Every story I read relied on analysis from Joseph Bruchac, author of "The Native American Sweat Lodge: History and Legends." The title alone would suggest he's a good source but it might be nice to see a wider variety of sources who can speak about sweat lodges.
The stories included very little about how Ray is regarded in the New Age community. He was featured in "The Secret" film. And that got him featured on the Oprah Winfrey show multiple times. He's considered by some to be a huckster who peddles prosperity shamanism and practices his craft unethically by charging participants for his retreats. Folks apparently paid close to $10,000 to be part of this retreat that was marred by the deaths and injuries.
I'm sure there will be more discussed about his particular approach as the story continues and when it does, it would be good for reporters to note the criticisms of Ray. Via Jason Pitzl-Water's Wild Hunt blog, I found a site called Beyond Growth that has raised questions about Ray's teachings and methodology for some time. This recent post has some thoughtful discussion of how this event might be viewed "through the eyes of magick." (I also stole the title of this post from Beyond Growth.)

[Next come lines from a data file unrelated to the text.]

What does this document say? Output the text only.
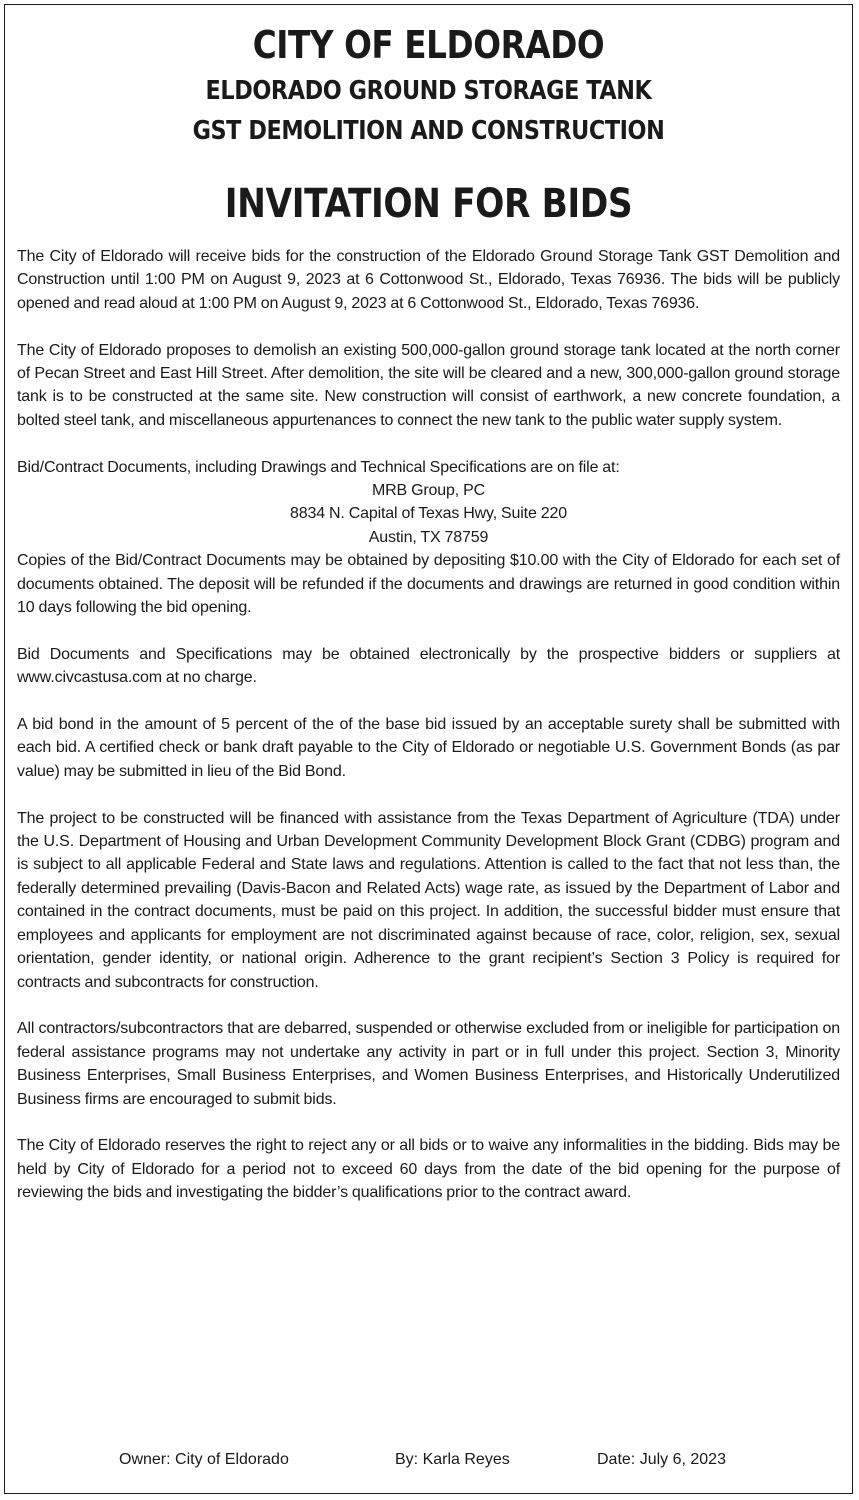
CITY OF ELDORADO
ELDORADO GROUND STORAGE TANK
GST DEMOLITION AND CONSTRUCTION
INVITATION FOR BIDS

The City of Eldorado will receive bids for the construction of the Eldorado Ground Storage Tank GST Demolition and Construction until 1:00 PM on August 9, 2023 at 6 Cottonwood St., Eldorado, Texas 76936. The bids will be publicly opened and read aloud at 1:00 PM on August 9, 2023 at 6 Cottonwood St., Eldorado, Texas 76936.

The City of Eldorado proposes to demolish an existing 500,000-gallon ground storage tank located at the north corner of Pecan Street and East Hill Street. After demolition, the site will be cleared and a new, 300,000-gallon ground storage tank is to be constructed at the same site. New construction will consist of earthwork, a new concrete foundation, a bolted steel tank, and miscellaneous appurtenances to connect the new tank to the public water supply system.

Bid/Contract Documents, including Drawings and Technical Specifications are on file at:

MRB Group, PC
8834 N. Capital of Texas Hwy, Suite 220
Austin, TX 78759

Copies of the Bid/Contract Documents may be obtained by depositing $10.00 with the City of Eldorado for each set of documents obtained. The deposit will be refunded if the documents and drawings are returned in good condition within 10 days following the bid opening.

Bid Documents and Specifications may be obtained electronically by the prospective bidders or suppliers at www.civcastusa.com at no charge.

A bid bond in the amount of 5 percent of the of the base bid issued by an acceptable surety shall be submitted with each bid. A certified check or bank draft payable to the City of Eldorado or negotiable U.S. Government Bonds (as par value) may be submitted in lieu of the Bid Bond.

The project to be constructed will be financed with assistance from the Texas Department of Agriculture (TDA) under the U.S. Department of Housing and Urban Development Community Development Block Grant (CDBG) program and is subject to all applicable Federal and State laws and regulations. Attention is called to the fact that not less than, the federally determined prevailing (Davis-Bacon and Related Acts) wage rate, as issued by the Department of Labor and contained in the contract documents, must be paid on this project. In addition, the successful bidder must ensure that employees and applicants for employment are not discriminated against because of race, color, religion, sex, sexual orientation, gender identity, or national origin. Adherence to the grant recipient’s Section 3 Policy is required for contracts and subcontracts for construction.

All contractors/subcontractors that are debarred, suspended or otherwise excluded from or ineligible for participation on federal assistance programs may not undertake any activity in part or in full under this project. Section 3, Minority Business Enterprises, Small Business Enterprises, and Women Business Enterprises, and Historically Underutilized Business firms are encouraged to submit bids.

The City of Eldorado reserves the right to reject any or all bids or to waive any informalities in the bidding. Bids may be held by City of Eldorado for a period not to exceed 60 days from the date of the bid opening for the purpose of reviewing the bids and investigating the bidder’s qualifications prior to the contract award.

Owner: City of Eldorado	By: Karla Reyes	Date: July 6, 2023
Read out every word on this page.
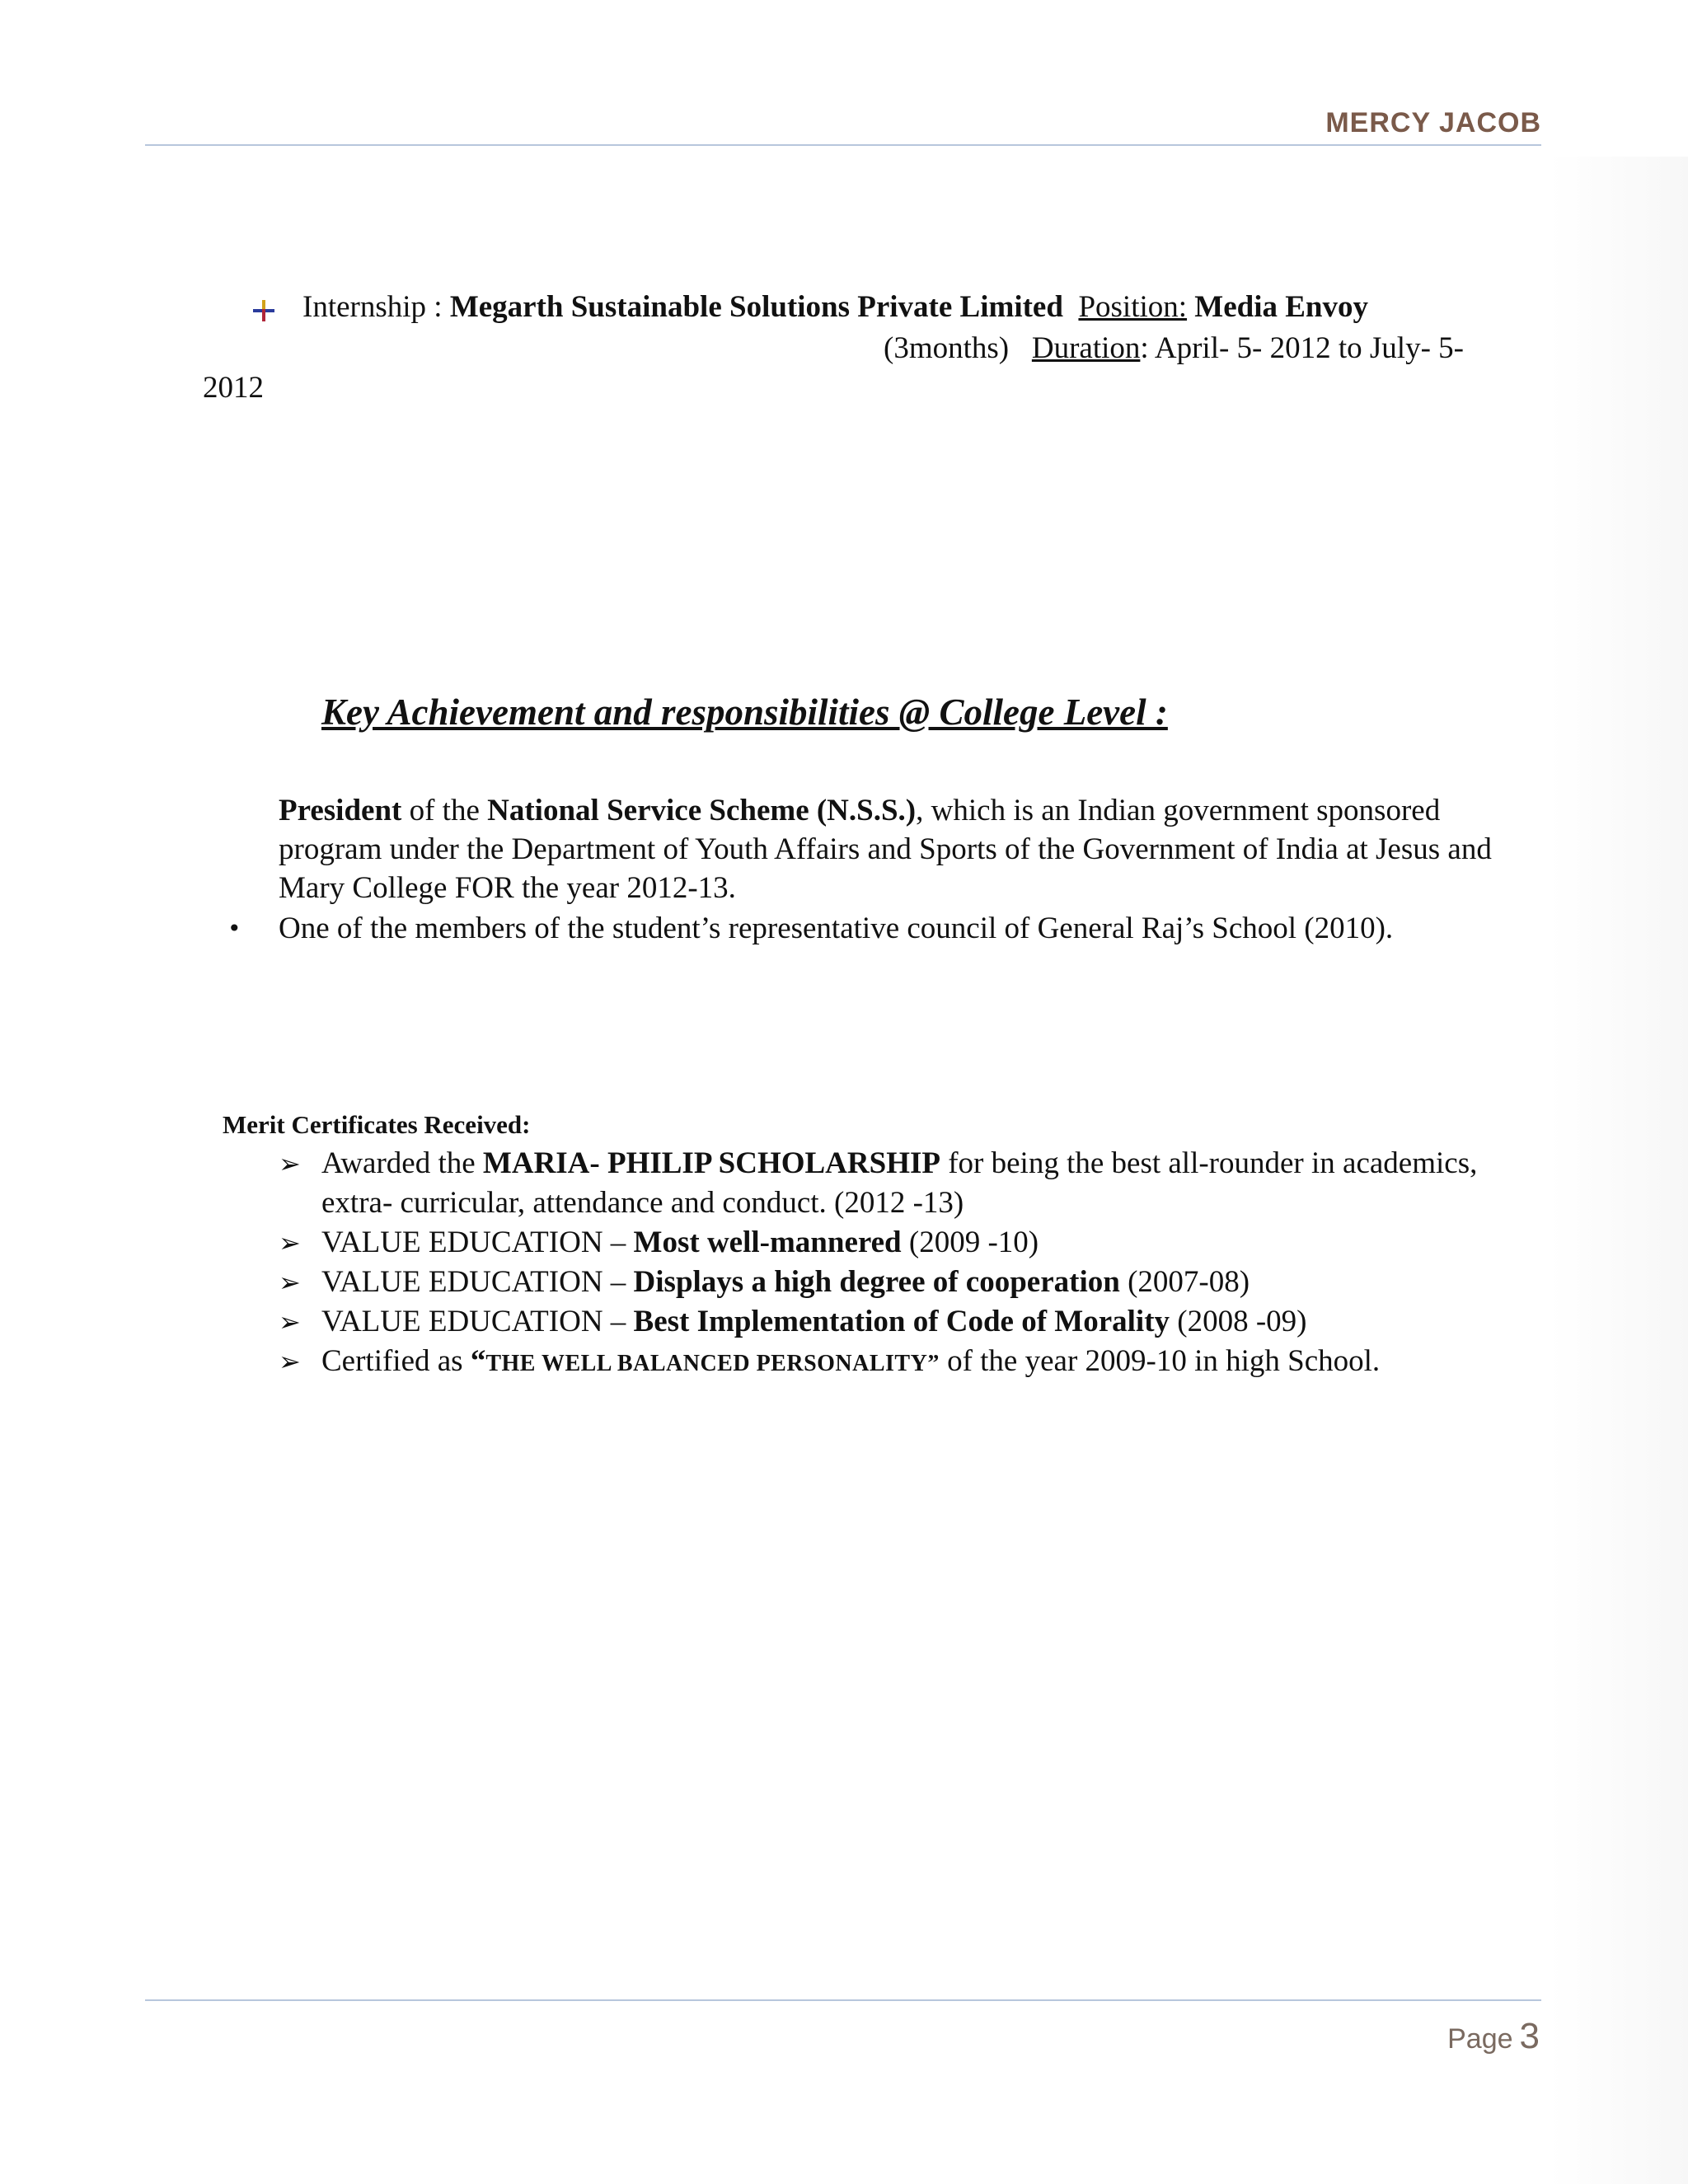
MERCY JACOB
Internship : Megarth Sustainable Solutions Private Limited Position: Media Envoy
(3months) Duration: April- 5- 2012 to July- 5-
2012
Key Achievement and responsibilities @ College Level :

President of the National Service Scheme (N.S.S.), which is an Indian government sponsored program under the Department of Youth Affairs and Sports of the Government of India at Jesus and Mary College FOR the year 2012-13.

• One of the members of the student’s representative council of General Raj’s School (2010).

Merit Certificates Received:
➢ Awarded the MARIA- PHILIP SCHOLARSHIP for being the best all-rounder in academics, extra- curricular, attendance and conduct. (2012 -13)
➢ VALUE EDUCATION – Most well-mannered (2009 -10)
➢ VALUE EDUCATION – Displays a high degree of cooperation (2007-08)
➢ VALUE EDUCATION – Best Implementation of Code of Morality (2008 -09)
➢ Certified as “THE WELL BALANCED PERSONALITY” of the year 2009-10 in high School.
Page 3
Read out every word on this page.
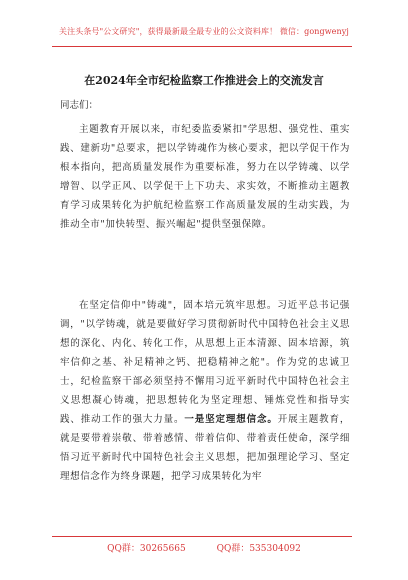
关注头条号"公文研究"，获得最新最全最专业的公文资料库！ 微信：gongwenyj
在2024年全市纪检监察工作推进会上的交流发言
同志们：

主题教育开展以来，市纪委监委紧扣"学思想、强党性、重实践、建新功"总要求，把以学铸魂作为核心要求，把以学促干作为根本指向，把高质量发展作为重要标准，努力在以学铸魂、以学增智、以学正风、以学促干上下功夫、求实效，不断推动主题教育学习成果转化为护航纪检监察工作高质量发展的生动实践，为推动全市"加快转型、振兴崛起"提供坚强保障。

在坚定信仰中"铸魂"，固本培元筑牢思想。习近平总书记强调，"以学铸魂，就是要做好学习贯彻新时代中国特色社会主义思想的深化、内化、转化工作，从思想上正本清源、固本培源，筑牢信仰之基、补足精神之钙、把稳精神之舵"。作为党的忠诚卫士，纪检监察干部必须坚持不懈用习近平新时代中国特色社会主义思想凝心铸魂，把思想转化为坚定理想、锤炼党性和指导实践、推动工作的强大力量。一是坚定理想信念。开展主题教育，就是要带着崇敬、带着感情、带着信仰、带着责任使命，深学细悟习近平新时代中国特色社会主义思想，把加强理论学习、坚定理想信念作为终身课题，把学习成果转化为牢

QQ群：30265665	QQ群：535304092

Another aspect of the media coverage that is interesting to look at is how reporters place the event in geographic context. I noticed how the New York Times handled it at the end of their story:
New Age programs like the ones Mr. Ray offers are common in Sedona. Anna Lisa Brown, a resident, told the Phoenix television station KNXV that people are always coming to the area for such retreats.
"I was surprised that people would put themselves in that situation, but not surprised, because people are looking for things to fulfill themselves and give themselves purpose," Ms. Brown said.
The somewhat dismissive comment is safely encapsulated in quotes but it is not balanced out by any other perspective. By contrast, here is how the Arizona Republic discussed the location:
Sedona is an international mecca for New Age beliefs and purportedly the site of numerous "vortexes," or natural energy confluences thought to enhance spirituality and well-being.
Purportedly has a negative connotation and the definition of the word says it's often used to describe a false allegation. The description also suffers by being in the passive voice. It's better to ascribe the belief of the vortexes to the specific group or groups of people who hold the view. Still, it's a better answer to the question of "Why Sedona?" than the one the Times provides.